Alle le tre menzioni speciali (Pombo, Sansone, Weonrhee) è stato assegnato il Róng Design Award che consiste in una residenza di un mese alla Rong Design Library nel distretto Yuhang di Hangzhou in Cina. I tre designer avranno la possibilità d’integrare l’artigianato e i materiali tradizionali cinesi nel loro processo creativo. In tempi nei quali il mondo sembra essere tornato a contrapposizioni geopolitiche insanabili, ogni iniziativa tesa a ripristinare un dialogo tra culture, partendo dal fare artigiano tra arte e design, riaccende la speranza.

Design come approccio ecosistemico

Design, cioè progetto. Progettare deriva dal (tardo) latino proiectare: un gettare avanti che, in altri termini, implica una consapevolezza del presente per poter immaginare il futuro. Il Design è tecnica, filosofia, sociologia, antropologia, comunicazione … è “anello di congiunzione tra ingegneria e arte, tra invenzione e stile, tra produzione e mercato” come già insegnava Munari.

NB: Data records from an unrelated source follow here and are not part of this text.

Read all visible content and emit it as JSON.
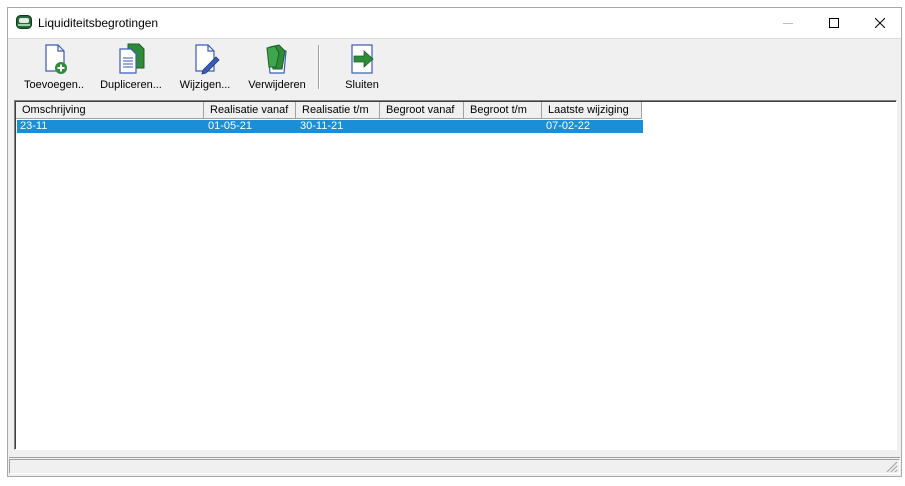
{
  "window": {
    "title": "Liquiditeitsbegrotingen",
    "icon": "bank-icon"
  },
  "titlebar_buttons": [
    "minimize-icon",
    "maximize-icon",
    "close-icon"
  ],
  "toolbar": {
    "add_label": "Toevoegen..",
    "duplicate_label": "Dupliceren...",
    "edit_label": "Wijzigen...",
    "delete_label": "Verwijderen",
    "close_label": "Sluiten"
  },
  "table": {
    "columns": [
      "Omschrijving",
      "Realisatie vanaf",
      "Realisatie t/m",
      "Begroot vanaf",
      "Begroot t/m",
      "Laatste wijziging"
    ],
    "rows": [
      [
        "23-11",
        "01-05-21",
        "30-11-21",
        "",
        "",
        "07-02-22"
      ]
    ],
    "selected_row_color": "#1a8ed6"
  },
  "colors": {
    "accent": "#1a8ed6",
    "icon_green": "#2e8b3a",
    "icon_blue": "#3a5bb8"
  }
}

E tanti sono i designer, da sempre ma ora c’è maggiore consapevolezza: designer grafici che progettano la comunicazione visuale, designer d’interni che progettano ambienti funzionali e confortanti, green designer (di orti e giardini), designer che si preoccupano di garantire la migliore sperienza utente, designer che riprogettano processi lavorativi … e si può continuare a lungo. Ma finora e troppo spesso queste categorie sono rimaste separate e il concetto di design legato essenzialmente all’idea di un prodotto, un oggetto, un arredo, un’automobile, un manufatto capace di mettere insieme funzionalità e bellezza.

Il merito del Salone Satellite e del Salone Satellite Award, già da qualche anno ma in questa edizione più che mai, è di aver detto implicitamente che non bisogna confondere il design con i suoi effetti: innovazione, ergonomicità, stile … Ma che il design è soprattutto un approccio alla vita intorno a noi e alla soluzione di problemi che il contesto in continua evoluzione pone. E il contesto oggi ci pone una priorità ineludibile che prende il nome di sostenibilità.

L’assegnazione dei tre premi e delle tre menzioni speciali ha sottolineato nella maniera più evidente come il passaggio da un design centrato sul prodotto a un design centrato sull’uomo non basti più; occorre pensare e progettare in termini design centrato sul pianeta.

Dall’Human Centered Design al Planet Centered Design sposando in definitiva la filosofia dell’antropologia non antropocentrica: era un segnale debole fino alla pandemia, ora è un messaggio forte e chiaro lanciato tramite il Salone Satellite Award.

 

Il design deve essere responsabile prioritariamente nei confronti del pianeta, cercando soluzioni sostenibili che contribuiscano a ripristinare e preservare l’ecosistema che consente agli umani di continuare a vivere; e a vivere su questo pianeta.

Perché la Terra esisteva prima di noi e potrà continuare ad esistere anche senza di noi: ma non viceversa.